Le réquisitoire du parquet et les plaidoiries de la défense vont boucler cette phase. Ladite phase se déroulera-t-il avec ou sans l’inculpé qui a décidé de boycotter le procès ? ‘’Deux options s’offrent aux juges’’, selon le procureur général. Le juge peut commettre un huissier pour servir à l’inculpé une sommation à comparaître. ‘’Si l’accusé n’obtempère pas, l’huissier constate sa résistance et dresse un procès-verbal au président’’, a-t-il poursuivi, tout en ajoutant que le juge peut décider de contraindre l’accusé à venir. A défaut, il peut s’en passer. Dans ce cas, a expliqué le magistrat, ‘’la loi fait obligation au greffier d’audience de faire des comptes-rendus qu’il doit lire à l’inculpé. S’il y a des actes, ils doivent être signifiés à l’accusé en prison’’.
ME ASSANE DIOMA NDIAYE, AVOCAT DES VICTIMES
‘’Il faudra se battre pour obtenir des indemnités’’

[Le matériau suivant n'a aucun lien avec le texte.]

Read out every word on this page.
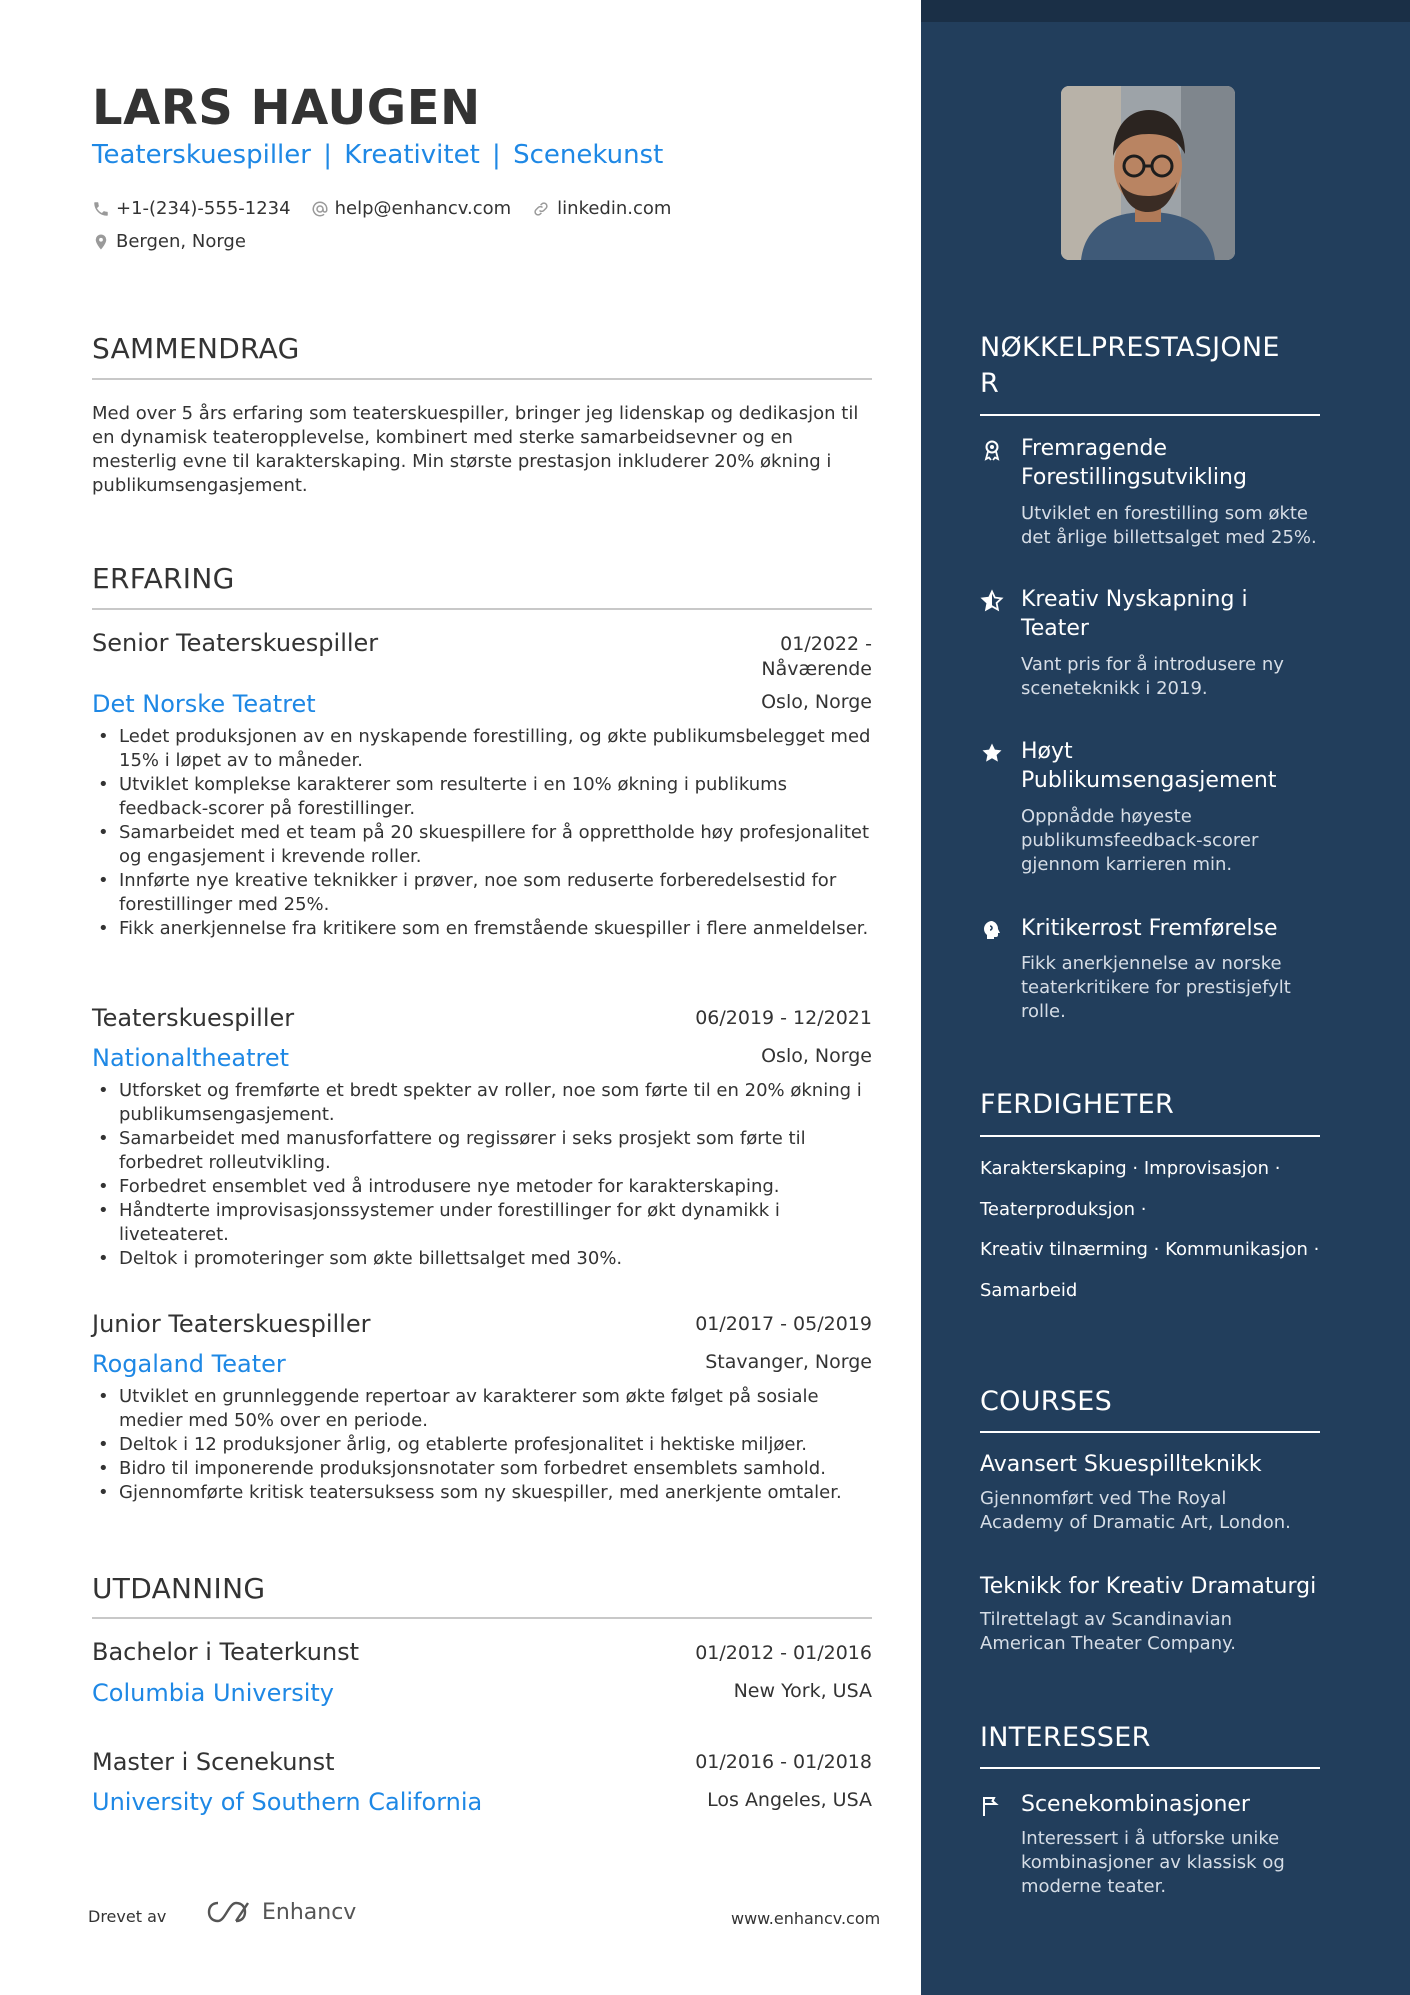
LARS HAUGEN
Teaterskuespiller | Kreativitet | Scenekunst
+1-(234)-555-1234 help@enhancv.com	linkedin.com
Bergen, Norge
SAMMENDRAG
Med over 5 års erfaring som teaterskuespiller, bringer jeg lidenskap og dedikasjon til en dynamisk teateropplevelse, kombinert med sterke samarbeidsevner og en mesterlig evne til karakterskaping. Min største prestasjon inkluderer 20% økning i publikumsengasjement.
ERFARING
Senior Teaterskuespiller	01/2022 - Nåværende
Det Norske Teatret	Oslo, Norge
• Ledet produksjonen av en nyskapende forestilling, og økte publikumsbelegget med 15% i løpet av to måneder.
• Utviklet komplekse karakterer som resulterte i en 10% økning i publikums feedback-scorer på forestillinger.
• Samarbeidet med et team på 20 skuespillere for å opprettholde høy profesjonalitet og engasjement i krevende roller.
• Innførte nye kreative teknikker i prøver, noe som reduserte forberedelsestid for forestillinger med 25%.
• Fikk anerkjennelse fra kritikere som en fremstående skuespiller i flere anmeldelser.
Teaterskuespiller	06/2019 - 12/2021
Nationaltheatret	Oslo, Norge
• Utforsket og fremførte et bredt spekter av roller, noe som førte til en 20% økning i publikumsengasjement.
• Samarbeidet med manusforfattere og regissører i seks prosjekt som førte til forbedret rolleutvikling.
• Forbedret ensemblet ved å introdusere nye metoder for karakterskaping.
• Håndterte improvisasjonssystemer under forestillinger for økt dynamikk i liveteateret.
• Deltok i promoteringer som økte billettsalget med 30%.
Junior Teaterskuespiller	01/2017 - 05/2019
Rogaland Teater	Stavanger, Norge
• Utviklet en grunnleggende repertoar av karakterer som økte følget på sosiale medier med 50% over en periode.
• Deltok i 12 produksjoner årlig, og etablerte profesjonalitet i hektiske miljøer.
• Bidro til imponerende produksjonsnotater som forbedret ensemblets samhold.
• Gjennomførte kritisk teatersuksess som ny skuespiller, med anerkjente omtaler.
UTDANNING
Bachelor i Teaterkunst	01/2012 - 01/2016
Columbia University	New York, USA
Master i Scenekunst	01/2016 - 01/2018
University of Southern California	Los Angeles, USA
Drevet av	Enhancv	www.enhancv.com
NØKKELPRESTASJONE
R
Fremragende Forestillingsutvikling
Utviklet en forestilling som økte det årlige billettsalget med 25%.
Kreativ Nyskapning i Teater
Vant pris for å introdusere ny sceneteknikk i 2019.
Høyt Publikumsengasjement
Oppnådde høyeste publikumsfeedback-scorer gjennom karrieren min.
Kritikerrost Fremførelse
Fikk anerkjennelse av norske teaterkritikere for prestisjefylt rolle.
FERDIGHETER
Karakterskaping · Improvisasjon ·
Teaterproduksjon ·
Kreativ tilnærming · Kommunikasjon ·
Samarbeid
COURSES
Avansert Skuespillteknikk
Gjennomført ved The Royal Academy of Dramatic Art, London.
Teknikk for Kreativ Dramaturgi
Tilrettelagt av Scandinavian American Theater Company.
INTERESSER
Scenekombinasjoner
Interessert i å utforske unike kombinasjoner av klassisk og moderne teater.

Après plusieurs années de bataille, les victimes présumées du régime de Hissein Habré peuvent déjà crier victoire, dans la mesure où, selon Me Assane Dioma Ndiaye, ‘’les victimes ne feront leur deuil que quand elles sauront ce qui s’est passé’’. ‘’Quand vous perdez votre époux, votre père, votre fils pour des raisons que vous ignorez, parce qu’il y a suspicion d’appartenance à un groupe qui est hostile au pouvoir, vous êtes traumatisés à vie et vous avez besoin d’exorciser votre traumatisme’’, a soutenu l’avocat des victimes. Avant d’ajouter que ‘’c’est pourquoi les victimes espèrent d’abord la vérité des faits’’, avant de penser à des réparations pécuniaires ou des réparations de réhabilitation ou de nature à exorciser leur traumatisme.
Seulement, il faudra mener une autre bataille pour la réparation, surtout en cas de condamnation. En fait, d’après le procureur général, ‘’si une sentence est rendue, une sentence de condamnation par exemple, à partir de ce moment, une phase d’action civile va s’ouvrir. Au cours de cette phase, les victimes pourront se constituer partie civile’’. Selon ses explications, trois types de réparations sont prévus par les CAE. Il s’agit de la restitution, de l’indemnisation ou de la réhabilitation. Seulement à ce niveau, Me Assane Dioma regrette que le patrimoine de Hissein Habré ne puisse pas servir à payer les indemnisations. A l’en croire, l’inculpé ne dispose que de deux immeubles à Dakar or, leur total fait moins de 2 milliards. ‘’Il n’y a pas non plus grand-chose, du point de vue de ses avoirs bancaires’’, s’est désolé l’avocat qui mise beaucoup sur le fonds d’indemnisation prévu par les statuts des CAE. Le hic, a ajouté Me Ndiaye ; ‘’il n’a pas été mis en place. Donc, il faudrait se battre pour cela’’.